Monday, May 5, 2014

Escape from Reality by Adriana Hunter

The Basics:
Escape from Reality by Adriana Hunter
Fido Publishing
Book Four in the Invitation to Eden series (Various authors)
Romance
Published April 17, 2014
Source: Received via NetGalley in exchange for an honest review.
Amazon.ca

Why I picked up this book:

I liked the blurb, and the idea of escaping from reality ;)


Blurb:

When curvy single and struggling romance author Leila Connors receives a mysterious invitation to spend an all-expense paid week on a tropical island, it simply seems too good to be true.

Who is responsible for sending the invitation? Why does the envelope smell of dominant male possession? And most importantly, why her?

With a string of failed relationships and a career on the down-slide, Leila feels she has nothing to lose and agrees to the trip. But when she arrives at her destination, far away from everything she knows, she can’t help but wonder if she made a mistake.

That is until she comes face to face with the incredibly handsome Sebastian Phillips, a tortured stranger with dark secrets, and a man who will take without asking. With just one touch he awakens a desperate need within her. Before too long Leila finds herself caught up in a game of irresistible obsession, where truths are exposed, and the dangerously blurred line between fantasy and reality threaten to drive her to the point of no return.

My thoughts:

This novella makes some BIG promises in the blurb that it doesn't live up to on the page. Truly, I wanted to read that blurbed book, but this wasn't it.

Leila's likeable enough. As an aspiring romance author, she's a little timid, but determined and she's open to advice (and also beaten down by critiques), which all felt honest and real. The island she's invited to is a lot like the island in Fantasy Island, or at least it was in my mind. It's a great getaway, a lush location, and I had no problems with this gorgeous, exotic and *magical* setting.

I did have problems with the story. Leila's romance with Sebastian is not about romance, it's about sex. This story would have been better billed as erotica, I think, because there's no authentic emotional connection between Leila and Sebastian at all. That was a problem for me and it contributed to the mechanical nature of the story.

The other component that really made this feel like an unfinished or fill-in-the-blanks story was the mentoring that Leila received. There are very few references to any specifics about the story that she's instructed to write. Everything is referred to as being 'the climax of the story', 'the conflict of the story', 'the ending'. I wasn't able to connect with Leila's work at all, and that made it hard for me to have any emotional connection to whether or not she met with success. This, combined with the difficulty I had accepting the romance in this book really ruined the whole story for me.

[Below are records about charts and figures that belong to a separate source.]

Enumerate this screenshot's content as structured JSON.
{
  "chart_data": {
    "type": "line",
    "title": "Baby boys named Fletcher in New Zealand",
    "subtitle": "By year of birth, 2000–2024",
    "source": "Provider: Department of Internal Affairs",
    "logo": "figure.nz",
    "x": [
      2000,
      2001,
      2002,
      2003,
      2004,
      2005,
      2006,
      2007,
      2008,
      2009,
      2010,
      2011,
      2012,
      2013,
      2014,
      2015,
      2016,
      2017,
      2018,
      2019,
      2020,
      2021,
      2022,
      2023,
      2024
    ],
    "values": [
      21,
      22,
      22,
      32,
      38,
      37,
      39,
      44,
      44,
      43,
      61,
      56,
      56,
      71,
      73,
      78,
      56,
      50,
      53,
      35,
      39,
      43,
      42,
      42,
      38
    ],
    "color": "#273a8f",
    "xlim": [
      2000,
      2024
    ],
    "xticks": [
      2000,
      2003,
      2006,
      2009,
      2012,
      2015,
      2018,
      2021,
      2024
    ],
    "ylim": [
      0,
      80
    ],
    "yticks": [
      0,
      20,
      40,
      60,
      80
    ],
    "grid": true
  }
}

I also had problems with the travel sections that bookended the story. The travel to the island was unnecessarily detailed and could easily have been described in a paragraph or two, freeing up those pages to develop the romance in more detail. Similarly, the end of the story features a run-in with characters I'm sure belong to other stories in the series. Unfortunately there was no frame of reference for them within this novella, and I felt like they were an odd loose end.

Bottom line:

I was drawn in by the blurb but the book did not deliver. I still want to read the story that's described in the blurb. Have to suggest you skip this one.